(RNS) — A coalition of religious and Native American organizations is uniting to support the nonprofit group Apache Stronghold in its fight to save the sacred site of Oak Flat, a 7-square-mile stretch of land east of Phoenix that a multinational corporation is seeking to turn into an underground copper mine.
Christian, Muslim, Sikh and Indigenous groups filed amicus briefs on Jan. 9 urging the 9th U.S. Circuit Court of Appeals to protect the site that the Apache people deem sacred.
“While we cherish different religious convictions, we are united in our commitment to defend religious freedom. This case holds implications beyond its effect on Native American worship,” according to a brief filed by The Church of Jesus Christ of Latter-day Saints, Seventh-day Adventists, the Islam and Religious Freedom Action Team of the Religious Freedom Institute, and the Christian Legal Society.
The federal appeals court agreed in November to rehear Apache Stronghold’s case in front of a full 11-judge court, after a three-judge panel held earlier this year that the U.S. government could sell the site to Resolution Copper, a subsidiary of the British-Australian mining giant Rio Tinto. Oral arguments are scheduled for March.
Apache Stronghold’s lawsuit against the United States argues that destruction of Oak Flat would violate the Religious Freedom Restoration Act.
The three federal judges ruled that Apache Stronghold failed to show a substantial burden on its religious exercise.
“The government does not substantially burden religion every time it ends a governmental benefit that at one time went to religious beneficiaries: there must be an element of coercion,” according to the ruling.
The coalition of religious groups said in its amicus briefs that it believes otherwise.
If the federal appeals panel fails to find substantial burden here, “it would improperly limit the religious rights of people of faith throughout the Ninth Circuit,” according to a brief filed by the Jewish Coalition for Religious Liberty and Protect the First Foundation.
If Oak Flat were destroyed, “the Western Apaches could not find a viable substitute in which to commune with the Divine,” according to the brief, which adds that “a destroyed Oak Flat would devastate the Western Apache much like an obliterated Vatican for Catholics, a demolished Kaaba (in Mecca) for Muslims, or a dismantled temple for members of the Church of Jesus Christ of Latterday Saints.”
But it’s worse for the Western Apache people, the brief continues, “because their religion is rooted in the land itself, not just buildings that have been built there.”

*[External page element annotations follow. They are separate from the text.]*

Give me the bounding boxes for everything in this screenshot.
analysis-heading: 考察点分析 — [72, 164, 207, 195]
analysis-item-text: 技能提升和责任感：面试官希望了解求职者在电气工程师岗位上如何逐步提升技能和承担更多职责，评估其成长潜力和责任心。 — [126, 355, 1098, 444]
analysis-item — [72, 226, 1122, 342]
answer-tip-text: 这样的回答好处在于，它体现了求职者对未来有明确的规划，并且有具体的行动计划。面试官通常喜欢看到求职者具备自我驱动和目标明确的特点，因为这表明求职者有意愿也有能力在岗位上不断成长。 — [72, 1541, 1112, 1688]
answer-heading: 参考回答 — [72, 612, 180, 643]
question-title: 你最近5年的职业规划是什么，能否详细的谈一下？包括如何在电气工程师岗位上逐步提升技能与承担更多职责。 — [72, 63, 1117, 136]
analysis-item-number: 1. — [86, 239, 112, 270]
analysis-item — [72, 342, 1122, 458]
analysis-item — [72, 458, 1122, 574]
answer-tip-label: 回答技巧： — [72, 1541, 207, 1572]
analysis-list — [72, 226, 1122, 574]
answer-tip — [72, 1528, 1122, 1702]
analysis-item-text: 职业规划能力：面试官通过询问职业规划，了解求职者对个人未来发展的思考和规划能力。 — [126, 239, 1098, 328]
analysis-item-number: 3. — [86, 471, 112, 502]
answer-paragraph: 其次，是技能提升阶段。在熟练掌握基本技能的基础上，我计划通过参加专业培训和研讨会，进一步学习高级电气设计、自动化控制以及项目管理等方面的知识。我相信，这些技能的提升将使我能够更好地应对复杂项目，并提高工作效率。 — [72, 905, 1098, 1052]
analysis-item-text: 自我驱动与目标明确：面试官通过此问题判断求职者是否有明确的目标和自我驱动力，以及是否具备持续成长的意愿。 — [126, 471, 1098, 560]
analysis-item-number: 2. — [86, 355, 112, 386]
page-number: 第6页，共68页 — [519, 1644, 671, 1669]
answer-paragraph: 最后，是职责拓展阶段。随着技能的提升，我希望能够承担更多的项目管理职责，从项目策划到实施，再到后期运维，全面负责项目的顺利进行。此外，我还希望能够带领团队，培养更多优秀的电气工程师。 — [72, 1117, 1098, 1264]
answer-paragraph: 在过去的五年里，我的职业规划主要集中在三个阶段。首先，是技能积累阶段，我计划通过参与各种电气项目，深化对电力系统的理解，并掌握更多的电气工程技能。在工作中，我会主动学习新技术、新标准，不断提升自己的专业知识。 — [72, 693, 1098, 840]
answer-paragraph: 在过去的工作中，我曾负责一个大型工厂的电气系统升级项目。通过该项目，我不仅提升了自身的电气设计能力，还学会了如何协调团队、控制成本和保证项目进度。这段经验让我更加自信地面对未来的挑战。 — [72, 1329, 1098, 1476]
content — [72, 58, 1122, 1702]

Congress approved the transfer of the land to Resolution Copper in 2014 as part of the National Defense Authorization Act in exchange for 6,000 acres elsewhere.
Apache Stronghold founder Wendsler Nosie Sr. has maintained that Resolution Copper’s mine will swallow the site in a massive crater and render “longstanding religious practices impossible.”
“The diverse voices calling for protection of Oak Flat remind us that the government’s threat to destroy Oak Flat is a threat to destroy religious freedom for people of all faiths,” Nosie said in a statement.
The Sikh Coalition and the Mennonite Church USA were also among the groups that filed briefs in support of Apache Stronghold.
“We hope these voices will help the court understand that Oak Flat deserves no less protection than the many historical churches and other religious landmarks the government protects from coast to coast,” Nosie added.
The Apache people hold a number of important ceremonies at Oak Flat, known in Apache as Chi’chil Biłdagoteel. According to court filings, the ceremonies can take place only on the site, which would be destroyed by mining. The Apaches believe Oak Flat is a “blessed place” that is home to Ga’an — guardians or messengers between the people and Usen, the creator.